H₂S (aq) <======> 2 H⁺ (aq) + S^2- (aq)

K = [H⁺]²[S^2-]/[H₂S] = K₁K₂ = 6.3*10^-22

Given [H⁺] = 0.02 M and [H₂S] = 0.1 M, we have,

6.3*10^-22 = (0.02)²[S^2-]/(0.1)

===> 6.3*10^-23 = (4.0*10^-4).[S^2-]

===> [S^2-] = 1.575*10^-19

Concentration of S^2- is 1.575*10^-19 M; find out the ion product of the ions for the dissociation:

MnS (s) <=====> Mn²⁺ (aq) + S^2- (aq)

Ion product, Q = [Mn²⁺][S^2-] = (0.01).(1.575*10^-19) = 1.575*10^-21

The ion product I much smaller than the K_sp. Solubility product, K_sp is a measure of the maximum concentration of ions that a solution can hold without precipitating the ions.
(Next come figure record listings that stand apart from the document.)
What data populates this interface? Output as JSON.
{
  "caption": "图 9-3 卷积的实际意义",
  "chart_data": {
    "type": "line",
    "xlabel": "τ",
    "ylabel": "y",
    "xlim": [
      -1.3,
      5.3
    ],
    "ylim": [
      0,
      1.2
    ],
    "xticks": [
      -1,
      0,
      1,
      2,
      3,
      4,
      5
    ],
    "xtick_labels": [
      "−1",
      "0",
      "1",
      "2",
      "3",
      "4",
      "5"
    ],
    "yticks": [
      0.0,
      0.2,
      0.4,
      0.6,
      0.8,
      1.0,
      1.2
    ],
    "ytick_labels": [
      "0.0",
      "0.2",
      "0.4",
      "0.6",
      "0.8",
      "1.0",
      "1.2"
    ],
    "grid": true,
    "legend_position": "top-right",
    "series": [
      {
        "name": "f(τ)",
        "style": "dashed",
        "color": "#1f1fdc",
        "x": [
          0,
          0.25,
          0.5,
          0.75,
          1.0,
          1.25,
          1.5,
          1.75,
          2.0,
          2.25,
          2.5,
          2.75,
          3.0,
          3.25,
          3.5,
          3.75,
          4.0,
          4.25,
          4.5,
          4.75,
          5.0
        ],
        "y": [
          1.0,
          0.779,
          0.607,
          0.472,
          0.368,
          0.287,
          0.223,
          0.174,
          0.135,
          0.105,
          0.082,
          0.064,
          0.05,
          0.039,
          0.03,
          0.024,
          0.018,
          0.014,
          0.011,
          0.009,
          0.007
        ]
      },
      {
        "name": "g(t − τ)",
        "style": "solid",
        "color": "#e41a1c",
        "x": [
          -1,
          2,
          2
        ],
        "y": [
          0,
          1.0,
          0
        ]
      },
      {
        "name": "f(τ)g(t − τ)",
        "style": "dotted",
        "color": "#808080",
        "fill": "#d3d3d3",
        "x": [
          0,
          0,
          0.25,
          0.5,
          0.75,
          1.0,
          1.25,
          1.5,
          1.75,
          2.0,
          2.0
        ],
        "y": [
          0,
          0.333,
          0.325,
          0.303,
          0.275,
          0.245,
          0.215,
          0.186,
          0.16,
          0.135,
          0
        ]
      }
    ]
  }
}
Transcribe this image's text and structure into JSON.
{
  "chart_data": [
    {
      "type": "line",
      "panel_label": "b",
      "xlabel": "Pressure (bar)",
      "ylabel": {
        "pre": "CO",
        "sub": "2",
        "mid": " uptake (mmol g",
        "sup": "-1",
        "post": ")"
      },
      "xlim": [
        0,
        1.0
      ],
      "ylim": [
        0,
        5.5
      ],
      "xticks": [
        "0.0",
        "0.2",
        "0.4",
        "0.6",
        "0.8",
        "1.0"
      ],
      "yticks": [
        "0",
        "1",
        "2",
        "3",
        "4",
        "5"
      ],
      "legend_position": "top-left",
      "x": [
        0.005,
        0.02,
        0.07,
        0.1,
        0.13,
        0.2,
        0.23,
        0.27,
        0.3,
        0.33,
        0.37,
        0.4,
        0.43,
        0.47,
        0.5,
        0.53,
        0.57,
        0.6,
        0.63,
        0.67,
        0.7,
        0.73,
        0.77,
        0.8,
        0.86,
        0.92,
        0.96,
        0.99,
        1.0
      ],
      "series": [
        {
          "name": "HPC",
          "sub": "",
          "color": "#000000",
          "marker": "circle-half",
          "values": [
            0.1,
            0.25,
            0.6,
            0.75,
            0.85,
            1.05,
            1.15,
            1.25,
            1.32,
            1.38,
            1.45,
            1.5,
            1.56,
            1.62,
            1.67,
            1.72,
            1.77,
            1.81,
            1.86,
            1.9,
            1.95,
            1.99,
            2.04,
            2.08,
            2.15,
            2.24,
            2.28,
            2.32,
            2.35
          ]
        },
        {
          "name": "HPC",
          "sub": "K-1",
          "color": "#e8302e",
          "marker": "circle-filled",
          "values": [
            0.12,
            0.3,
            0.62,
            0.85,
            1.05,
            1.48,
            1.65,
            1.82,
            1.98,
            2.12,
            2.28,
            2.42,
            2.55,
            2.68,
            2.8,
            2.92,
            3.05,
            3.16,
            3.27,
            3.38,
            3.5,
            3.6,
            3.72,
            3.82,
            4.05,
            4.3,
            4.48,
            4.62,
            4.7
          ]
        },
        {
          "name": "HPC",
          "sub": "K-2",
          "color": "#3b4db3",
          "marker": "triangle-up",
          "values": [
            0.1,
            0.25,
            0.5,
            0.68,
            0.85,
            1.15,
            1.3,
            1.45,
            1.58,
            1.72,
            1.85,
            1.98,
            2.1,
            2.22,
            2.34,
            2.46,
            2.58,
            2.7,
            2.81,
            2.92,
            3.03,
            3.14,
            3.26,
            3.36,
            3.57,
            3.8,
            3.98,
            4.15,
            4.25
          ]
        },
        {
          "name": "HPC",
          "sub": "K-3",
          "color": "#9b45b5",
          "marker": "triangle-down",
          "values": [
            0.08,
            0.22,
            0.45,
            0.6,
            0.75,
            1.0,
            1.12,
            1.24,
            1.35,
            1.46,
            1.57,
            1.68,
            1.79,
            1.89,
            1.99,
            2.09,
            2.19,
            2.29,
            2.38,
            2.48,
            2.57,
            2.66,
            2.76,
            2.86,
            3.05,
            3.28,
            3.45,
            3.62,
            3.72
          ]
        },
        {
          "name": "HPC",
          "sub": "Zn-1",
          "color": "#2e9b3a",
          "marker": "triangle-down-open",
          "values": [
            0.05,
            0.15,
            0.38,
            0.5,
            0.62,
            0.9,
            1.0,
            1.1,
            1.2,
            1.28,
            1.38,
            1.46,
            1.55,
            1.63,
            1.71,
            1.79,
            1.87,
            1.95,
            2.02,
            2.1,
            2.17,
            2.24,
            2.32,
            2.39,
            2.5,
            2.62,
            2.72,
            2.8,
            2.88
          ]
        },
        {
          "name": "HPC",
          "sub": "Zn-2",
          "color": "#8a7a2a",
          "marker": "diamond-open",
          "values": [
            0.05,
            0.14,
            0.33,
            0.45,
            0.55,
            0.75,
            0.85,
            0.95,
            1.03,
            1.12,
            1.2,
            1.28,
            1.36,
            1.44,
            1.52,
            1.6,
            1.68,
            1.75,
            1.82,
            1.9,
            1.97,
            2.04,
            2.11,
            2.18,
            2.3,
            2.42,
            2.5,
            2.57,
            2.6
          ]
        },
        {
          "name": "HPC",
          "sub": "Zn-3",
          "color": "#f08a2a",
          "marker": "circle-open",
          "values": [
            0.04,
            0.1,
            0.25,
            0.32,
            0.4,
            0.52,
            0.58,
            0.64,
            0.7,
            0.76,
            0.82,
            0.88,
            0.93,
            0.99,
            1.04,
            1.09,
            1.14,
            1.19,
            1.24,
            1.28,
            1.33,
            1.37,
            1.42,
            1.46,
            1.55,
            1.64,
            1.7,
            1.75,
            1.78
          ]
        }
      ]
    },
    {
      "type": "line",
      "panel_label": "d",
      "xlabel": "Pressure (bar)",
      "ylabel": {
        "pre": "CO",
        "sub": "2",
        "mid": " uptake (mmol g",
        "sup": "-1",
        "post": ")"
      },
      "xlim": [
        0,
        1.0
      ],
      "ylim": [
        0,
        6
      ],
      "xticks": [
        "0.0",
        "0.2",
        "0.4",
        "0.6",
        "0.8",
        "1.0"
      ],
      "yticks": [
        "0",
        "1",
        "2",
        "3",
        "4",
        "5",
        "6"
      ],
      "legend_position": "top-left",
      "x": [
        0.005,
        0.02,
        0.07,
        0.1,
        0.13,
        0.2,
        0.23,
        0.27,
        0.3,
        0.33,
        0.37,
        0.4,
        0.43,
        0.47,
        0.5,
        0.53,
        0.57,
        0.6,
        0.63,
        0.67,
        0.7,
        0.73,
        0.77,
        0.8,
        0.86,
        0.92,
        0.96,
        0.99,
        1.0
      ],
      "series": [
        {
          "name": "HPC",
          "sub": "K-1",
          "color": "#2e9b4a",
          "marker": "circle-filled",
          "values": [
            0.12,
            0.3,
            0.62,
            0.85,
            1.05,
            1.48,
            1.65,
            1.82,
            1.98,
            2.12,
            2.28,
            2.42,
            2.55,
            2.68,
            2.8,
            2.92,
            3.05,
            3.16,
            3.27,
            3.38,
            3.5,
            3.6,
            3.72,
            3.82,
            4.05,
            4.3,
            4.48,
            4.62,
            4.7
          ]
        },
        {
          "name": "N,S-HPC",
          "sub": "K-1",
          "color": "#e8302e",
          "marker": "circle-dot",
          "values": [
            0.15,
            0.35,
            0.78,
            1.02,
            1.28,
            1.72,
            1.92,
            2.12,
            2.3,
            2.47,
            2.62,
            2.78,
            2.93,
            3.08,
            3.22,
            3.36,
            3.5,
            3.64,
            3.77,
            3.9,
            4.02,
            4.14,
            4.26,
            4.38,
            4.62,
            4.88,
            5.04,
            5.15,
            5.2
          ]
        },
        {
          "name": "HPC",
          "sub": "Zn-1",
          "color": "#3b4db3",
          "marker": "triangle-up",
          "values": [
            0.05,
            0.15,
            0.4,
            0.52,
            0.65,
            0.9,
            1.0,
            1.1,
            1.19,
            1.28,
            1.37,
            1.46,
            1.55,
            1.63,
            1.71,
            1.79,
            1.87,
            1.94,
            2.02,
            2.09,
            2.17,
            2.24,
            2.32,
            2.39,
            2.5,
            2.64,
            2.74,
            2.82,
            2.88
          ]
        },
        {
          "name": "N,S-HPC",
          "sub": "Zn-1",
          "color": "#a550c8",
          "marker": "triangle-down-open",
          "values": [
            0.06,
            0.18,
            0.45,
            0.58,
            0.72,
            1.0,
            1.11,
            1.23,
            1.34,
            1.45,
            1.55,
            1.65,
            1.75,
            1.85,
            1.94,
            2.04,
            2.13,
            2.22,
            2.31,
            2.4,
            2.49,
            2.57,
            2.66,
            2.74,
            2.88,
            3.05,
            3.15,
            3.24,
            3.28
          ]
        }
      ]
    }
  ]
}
Since Q is much smaller than K_sp, the solution can hold more ions without precipitating MnS. Hence, a precipitate will not form.

Ans: (a) [Mn²⁺][S^2-] < K_sp, no precipitate will form

(You missed the sign in a and I believe you should have a < sign there).